Famed Explorer Sir Robert Marx To Discuss Island Adventures May 24 At Florida Tech

By  //  May 14, 2016

will discuss explorations on land and in sea

Explorer Robert Marx, seen here unearthing water-bound relics, will speak about his adventures on May 24 at Florida Tech’s Gleason Performing Arts Center
Explorer Robert Marx, seen here unearthing water-bound relics, will speak about his adventures on May 24 at Florida Tech’s Gleason Performing Arts Center

BREVARD COUNTY • MELBOURNE, FLORIDA – Explorer and undersea adventurer Sir Robert Marx will discuss his travels to a series of Atlantic islands at a free public lecture starting at 6:30 p.m. Tuesday, May 24, at Gleason Performing Arts Center on the Florida Institute of Technology campus.

At the lecture, which is hosted by The Honor Society of Phi Kappa Phi, Marx will discuss his explorations of the Azores, Canary, Madeira, Cape Verde, Ascension and Saint Helena islands via land and water.

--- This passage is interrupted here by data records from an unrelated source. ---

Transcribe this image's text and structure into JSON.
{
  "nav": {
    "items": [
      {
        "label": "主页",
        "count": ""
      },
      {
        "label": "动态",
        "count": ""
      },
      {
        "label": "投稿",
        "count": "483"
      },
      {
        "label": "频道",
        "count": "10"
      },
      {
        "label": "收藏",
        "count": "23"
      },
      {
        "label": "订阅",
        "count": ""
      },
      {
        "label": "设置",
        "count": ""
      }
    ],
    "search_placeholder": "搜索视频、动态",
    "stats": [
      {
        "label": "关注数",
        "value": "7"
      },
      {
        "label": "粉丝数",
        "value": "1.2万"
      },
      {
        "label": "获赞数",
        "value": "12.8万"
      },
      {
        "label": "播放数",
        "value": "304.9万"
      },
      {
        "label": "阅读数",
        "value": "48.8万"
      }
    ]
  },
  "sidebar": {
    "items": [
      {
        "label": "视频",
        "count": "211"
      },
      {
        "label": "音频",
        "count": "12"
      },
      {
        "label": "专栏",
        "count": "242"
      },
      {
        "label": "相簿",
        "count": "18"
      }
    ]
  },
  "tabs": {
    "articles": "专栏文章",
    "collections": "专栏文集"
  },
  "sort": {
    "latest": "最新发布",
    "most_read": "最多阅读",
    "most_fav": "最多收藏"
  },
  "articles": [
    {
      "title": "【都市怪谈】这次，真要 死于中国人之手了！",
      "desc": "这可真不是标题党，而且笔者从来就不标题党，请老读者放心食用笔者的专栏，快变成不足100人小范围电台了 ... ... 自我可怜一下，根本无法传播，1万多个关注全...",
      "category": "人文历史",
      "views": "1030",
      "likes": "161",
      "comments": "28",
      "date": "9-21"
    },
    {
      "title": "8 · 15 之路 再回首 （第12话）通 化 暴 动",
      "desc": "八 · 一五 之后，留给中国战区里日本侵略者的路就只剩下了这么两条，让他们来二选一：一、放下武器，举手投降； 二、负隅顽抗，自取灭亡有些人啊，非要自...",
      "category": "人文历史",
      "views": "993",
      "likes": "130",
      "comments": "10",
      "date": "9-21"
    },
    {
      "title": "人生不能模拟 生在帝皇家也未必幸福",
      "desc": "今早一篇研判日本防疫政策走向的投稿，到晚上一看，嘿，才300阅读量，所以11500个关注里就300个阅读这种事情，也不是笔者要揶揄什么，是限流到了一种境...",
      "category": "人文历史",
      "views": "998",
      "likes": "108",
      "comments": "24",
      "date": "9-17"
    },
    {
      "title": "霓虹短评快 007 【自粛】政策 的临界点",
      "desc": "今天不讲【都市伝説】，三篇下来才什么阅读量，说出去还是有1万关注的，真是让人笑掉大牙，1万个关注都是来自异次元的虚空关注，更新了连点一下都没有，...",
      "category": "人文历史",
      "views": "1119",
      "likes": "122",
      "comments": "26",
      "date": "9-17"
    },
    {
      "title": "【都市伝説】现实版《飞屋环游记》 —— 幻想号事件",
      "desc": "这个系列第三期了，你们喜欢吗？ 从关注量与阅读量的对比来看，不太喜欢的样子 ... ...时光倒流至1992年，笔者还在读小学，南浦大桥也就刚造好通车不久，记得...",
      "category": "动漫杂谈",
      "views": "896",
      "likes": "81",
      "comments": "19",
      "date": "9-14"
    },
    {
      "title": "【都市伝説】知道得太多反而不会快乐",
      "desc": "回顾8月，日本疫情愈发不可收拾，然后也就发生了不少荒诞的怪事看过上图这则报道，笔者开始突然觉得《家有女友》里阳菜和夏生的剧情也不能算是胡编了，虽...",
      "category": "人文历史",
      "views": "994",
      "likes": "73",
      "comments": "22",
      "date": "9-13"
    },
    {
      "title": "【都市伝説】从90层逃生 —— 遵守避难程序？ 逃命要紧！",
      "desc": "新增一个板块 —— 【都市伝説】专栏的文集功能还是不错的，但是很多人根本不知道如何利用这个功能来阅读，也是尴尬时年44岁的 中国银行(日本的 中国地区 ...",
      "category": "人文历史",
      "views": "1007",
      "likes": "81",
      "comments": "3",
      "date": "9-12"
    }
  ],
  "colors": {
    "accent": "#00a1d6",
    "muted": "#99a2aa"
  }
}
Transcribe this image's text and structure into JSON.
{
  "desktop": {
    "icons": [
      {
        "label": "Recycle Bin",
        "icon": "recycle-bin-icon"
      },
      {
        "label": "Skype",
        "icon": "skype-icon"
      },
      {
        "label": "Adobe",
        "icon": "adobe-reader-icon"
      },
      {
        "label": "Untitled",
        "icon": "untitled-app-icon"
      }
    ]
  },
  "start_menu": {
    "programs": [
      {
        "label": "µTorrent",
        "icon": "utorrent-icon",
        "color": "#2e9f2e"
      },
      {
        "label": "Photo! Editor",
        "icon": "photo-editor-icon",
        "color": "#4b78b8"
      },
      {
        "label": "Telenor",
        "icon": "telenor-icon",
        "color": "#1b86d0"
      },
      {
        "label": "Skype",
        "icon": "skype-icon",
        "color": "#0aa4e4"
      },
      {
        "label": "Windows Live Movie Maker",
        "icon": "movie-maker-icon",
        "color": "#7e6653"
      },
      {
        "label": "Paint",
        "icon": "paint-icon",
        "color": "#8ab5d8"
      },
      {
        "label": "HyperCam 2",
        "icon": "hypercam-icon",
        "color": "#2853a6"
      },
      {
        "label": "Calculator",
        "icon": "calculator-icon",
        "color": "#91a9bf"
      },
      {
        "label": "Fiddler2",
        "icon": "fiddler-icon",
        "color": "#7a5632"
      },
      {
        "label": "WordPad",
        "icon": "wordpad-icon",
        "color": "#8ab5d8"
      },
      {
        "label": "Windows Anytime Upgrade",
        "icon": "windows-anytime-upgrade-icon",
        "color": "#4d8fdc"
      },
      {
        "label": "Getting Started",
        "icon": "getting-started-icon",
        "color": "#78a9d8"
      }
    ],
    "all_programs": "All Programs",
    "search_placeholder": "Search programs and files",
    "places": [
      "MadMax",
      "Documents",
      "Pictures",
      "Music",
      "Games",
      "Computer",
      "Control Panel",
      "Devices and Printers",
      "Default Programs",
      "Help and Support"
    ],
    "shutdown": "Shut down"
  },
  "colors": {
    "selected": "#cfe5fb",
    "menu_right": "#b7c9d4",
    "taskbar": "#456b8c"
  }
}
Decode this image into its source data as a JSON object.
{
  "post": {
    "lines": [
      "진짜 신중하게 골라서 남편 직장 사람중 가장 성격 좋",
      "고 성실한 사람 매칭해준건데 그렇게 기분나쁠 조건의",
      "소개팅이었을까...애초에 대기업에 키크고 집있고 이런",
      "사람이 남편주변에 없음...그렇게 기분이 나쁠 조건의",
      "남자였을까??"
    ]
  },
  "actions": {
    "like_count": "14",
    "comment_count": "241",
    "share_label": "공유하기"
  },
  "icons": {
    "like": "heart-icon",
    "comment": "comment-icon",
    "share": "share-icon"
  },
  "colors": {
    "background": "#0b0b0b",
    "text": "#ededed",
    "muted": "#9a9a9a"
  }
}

Like Marx himself, the islands have a colorful history.

The Azores Island group, for example, was the most important maritime crossroads during the Age of Sail and accounts for the greatest concentration of sunken treasure in the world, with over 1,200 sunken treasures lying in its deep waters.

Each year during the Colonial Period, an average of 500 ships from the Americas, the Far East and Africa passed through these waters, making it a lucrative hunting ground for pirates and privateers of many nations.

Robert Marx
Robert Marx

Another island, Madeira, was visited by the Romans around the start of the Christian era and thereafter frequented by most of the European nations. Marx found evidence under the sea of even earlier contact with people, these from West Africa, which predated the Romans.

The Canary Islands were known to the Romans as the “Fortunate Isles” and in constant use, even into the 19th century as a port of call for New England traders.

The Phoenicians were the first to visit the Cape Verde islands. During the Colonial Period, East Indian men passed the islands on their voyages to the Orient.